Officers in charge of local garrisons also acted as administrators. The representatives of Rome in their local areas, they were a natural point of contact for locals, and natural choices for their superiors to turn to when anything needed to be organised. As a result, they were involved in work such as gathering census reports, playing the role of the local bureaucrat.
The Legionary as Builder
The Roman way of war relied heavily on men with the skills needed for building projects. There were specialists such as the engineers who created siege machines and the architects who oversaw the construction of siege works. There were also craftsmen who had plied another trade before joining the legions, or who had developed practical skills while carrying out work on military construction projects.
Even when not undertaking a siege, life on a campaign was full of construction. A Roman legion on the march would build a defended camp every night, digging ditches and using the earth to build ramparts. The business of getting an army from one place to another meant a lot of construction.
It was, therefore, natural that legionaries would be used for large-scale construction projects even when these could have been done by civilians. Hadrian’s Wall was built by the three legions stationed in Britain at the time – II Augusta, VI Victrix and XX Valeria Victrix. As in battle, the unit structure of the legions came in handy here, with the work being split into parts that could each be assigned to a century.
Road construction was also sometimes legionary work. It provided better transport networks when the military needed them, as well as helping with the civilian economy. And there were projects of purely civilian purpose, such as restoring the aqueduct at Caesarea Maritima in Judea or digging a canal near Antioch. The legions had the skills and manpower to make these projects a reality.
The Legionary as Manufacturer
Like construction work, the industrial role of the legions arose from their military needs. Workshops were a common feature of large military camps, as they allowed weapons and armour to be produced and maintained.

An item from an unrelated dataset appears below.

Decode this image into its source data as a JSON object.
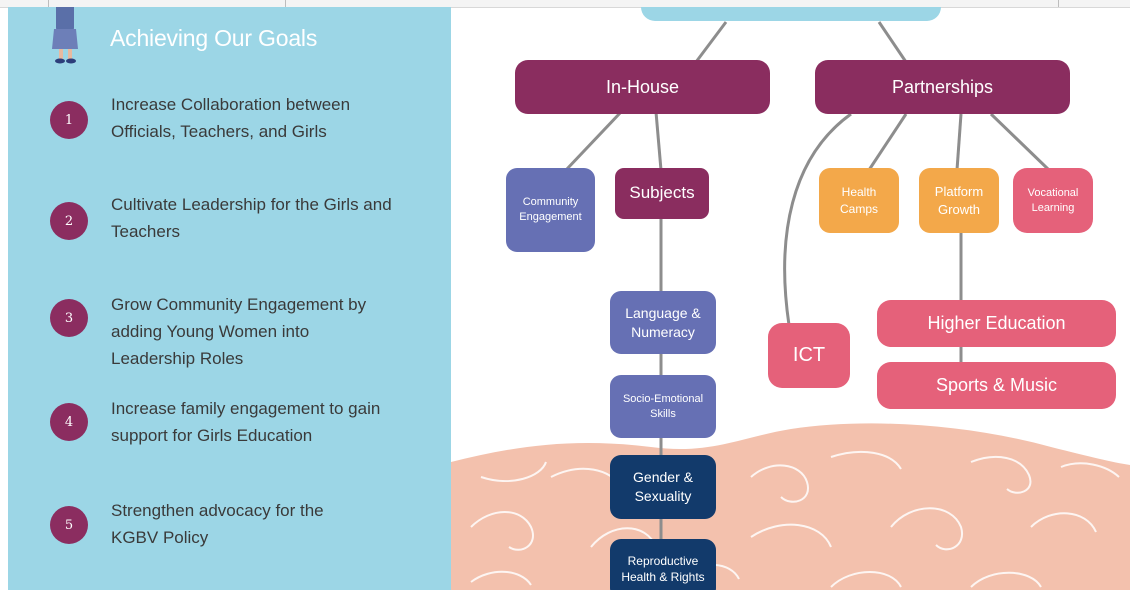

This meant that men in the legion had to have the skills to work the forges.
Similarly, the legions needed cooking vessels. Like the tiles used in constructing permanent barracks buildings, there were produced in potteries owned and staffed by the legions. Tiles stamped with the mark of military units have been found on civilian sites, indicating that they weren’t just used by the military.

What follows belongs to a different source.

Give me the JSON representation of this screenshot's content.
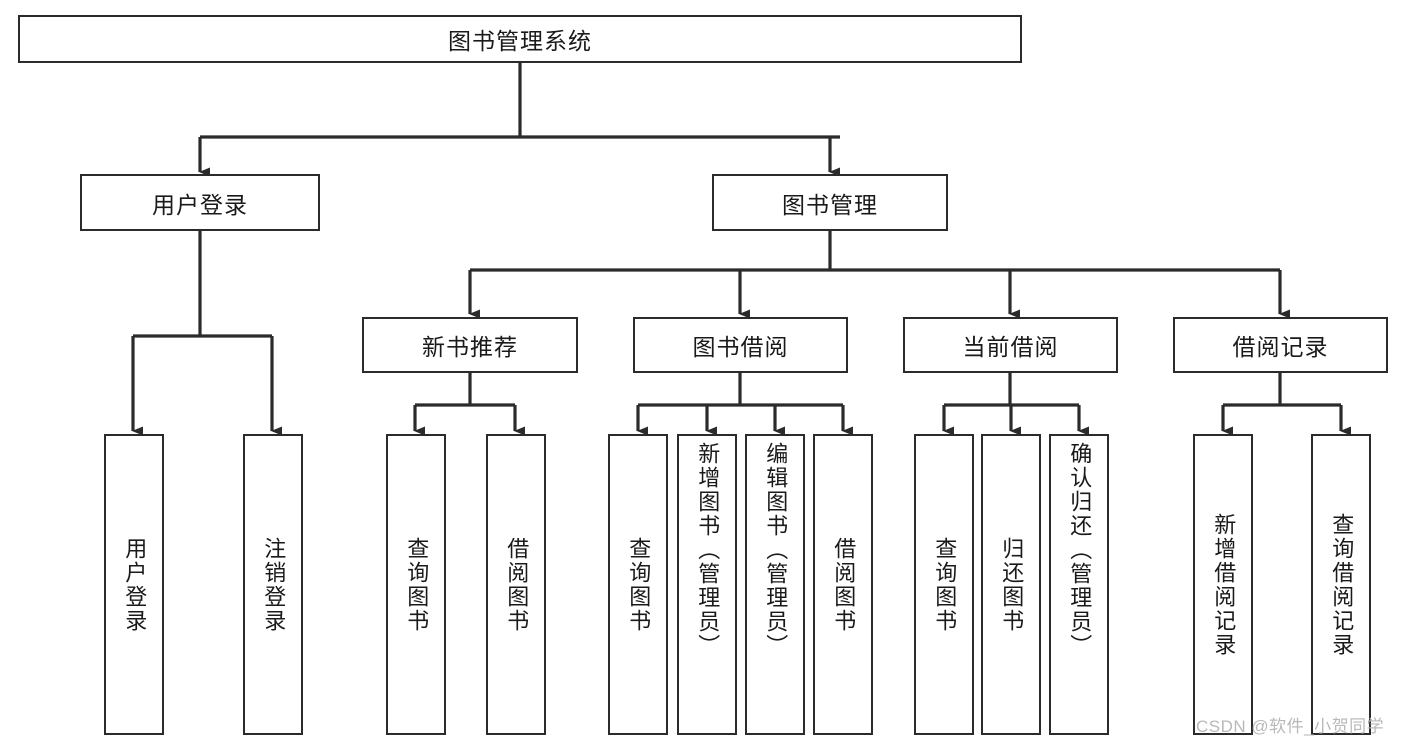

It was natural for the army to supervise sites such as the lead mines of hazardous western Britain or the quarries from which the legions took their stone. Sometimes a governor would even use soldiers for the hard labour of mining, as when Curtius Rufus had soldiers in Upper Germany mine for silver, a scheme whose profits earned the governor high honours from the emperor.
The Legionary as Policeman
In any era, policing relies upon the threat of violence, whether implied or explicitly stated. It’s the right to use force to keep criminals in check that gives the police their power even in the most civilised of societies.
In ancient Rome, as in most societies before the 19th century, there was no separate police force. Instead, the legions were responsible for upholding law and order.
Often, their mere presence was enough to keep people safe. Small garrisons stationed along major travel routes could deter bandits, allowing merchants and messengers to pass in peace. This dispersed policing role explains how soldiers so often found themselves spread across the provinces and so becoming local administrators.
The way these two roles came together is shown in the appeals made by victims of crime to the local legions. Egyptian papyri record many occasions when people appealed to local officers to investigate and punish the perpetrators of thefts, assaults, and threats.